ISTE 2011 – how to meet the Yeah ..but, with rational and emotional arguments

This is post 2 in my series, what I would like to share from Iste 2011.

1. Yeah…but with Will Richardson and Rob Mancabelli (authors of Professional Learning Networks). We have all heard it as a response to our great iedas about using technology in shcool, The yeah but, I don”t have time for this, or one of the other the big obstacles the audience came up with during this #ISTE11 session like time, fear, funding, and skepticism. If you‘re getting a “Yeah . . . but” response resisting your ideas for creating more tech-integrated, networked learning environments in your school, that’s actually a good sign according to Will and Rob. “Yeah . . . but” means you’re in the change mode, said Mancabelli. What you do next determines whether you get to implementation and further. Resistance will most likely crush your momentum if you rely solely on rational appeals for change, they said. The key is combining rational and emotional arguments. Mancabelli outlined a general framework for making emotional appeals:

  1. Have a conversation to get to the root of what underlies resistance to change and identify concerns and needs.
  2. Identify a person of authority who can share his or her change process, why it’s been beneficial, and missteps and how to recover.
  3. Set long-term goals with incremental checkpoints and smaller goals along the way.
  4. Create a support group for people to tap into when they run into roadblocks.
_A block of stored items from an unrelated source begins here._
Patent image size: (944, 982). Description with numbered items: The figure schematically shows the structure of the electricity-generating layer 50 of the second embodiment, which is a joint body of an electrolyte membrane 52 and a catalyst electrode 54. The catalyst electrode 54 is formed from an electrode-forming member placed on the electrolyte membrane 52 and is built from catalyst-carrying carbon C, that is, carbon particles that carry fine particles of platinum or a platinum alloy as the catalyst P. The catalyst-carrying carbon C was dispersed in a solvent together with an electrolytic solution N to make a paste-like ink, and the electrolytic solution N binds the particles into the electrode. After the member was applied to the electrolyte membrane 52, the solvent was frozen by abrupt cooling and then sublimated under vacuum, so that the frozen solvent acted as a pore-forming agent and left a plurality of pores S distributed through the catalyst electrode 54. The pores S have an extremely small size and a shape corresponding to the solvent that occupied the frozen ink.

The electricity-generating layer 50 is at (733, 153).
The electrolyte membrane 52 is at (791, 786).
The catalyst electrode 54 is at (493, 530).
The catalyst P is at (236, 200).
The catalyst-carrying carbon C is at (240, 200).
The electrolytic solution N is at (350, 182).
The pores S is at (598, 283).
You can still see twitter stream at #yeahbut, read the back channel talk at Todaysmeet and see presentation in Google docs. (you need to sign in first) Text written from my notes and ASCD interservice. Looking for ideas on how to spend your summer vacation? Here are some of the books they recommended: Switch – chip heath and dan heath and Change or die – alan dutschman and A New Culture of Learning: Cultivating the Imagination for a World of Constant Change [Paperback] Douglas Thomas (Author), John Seely Brown (Author).

Picture was taken during my 1 hour as a volunteer at the PLP booth in the Exhibit Hall as a member of the Voices. Even though I didn’t manage to contribute much, I had a great time observing the energy and enthusiasm from those who visited!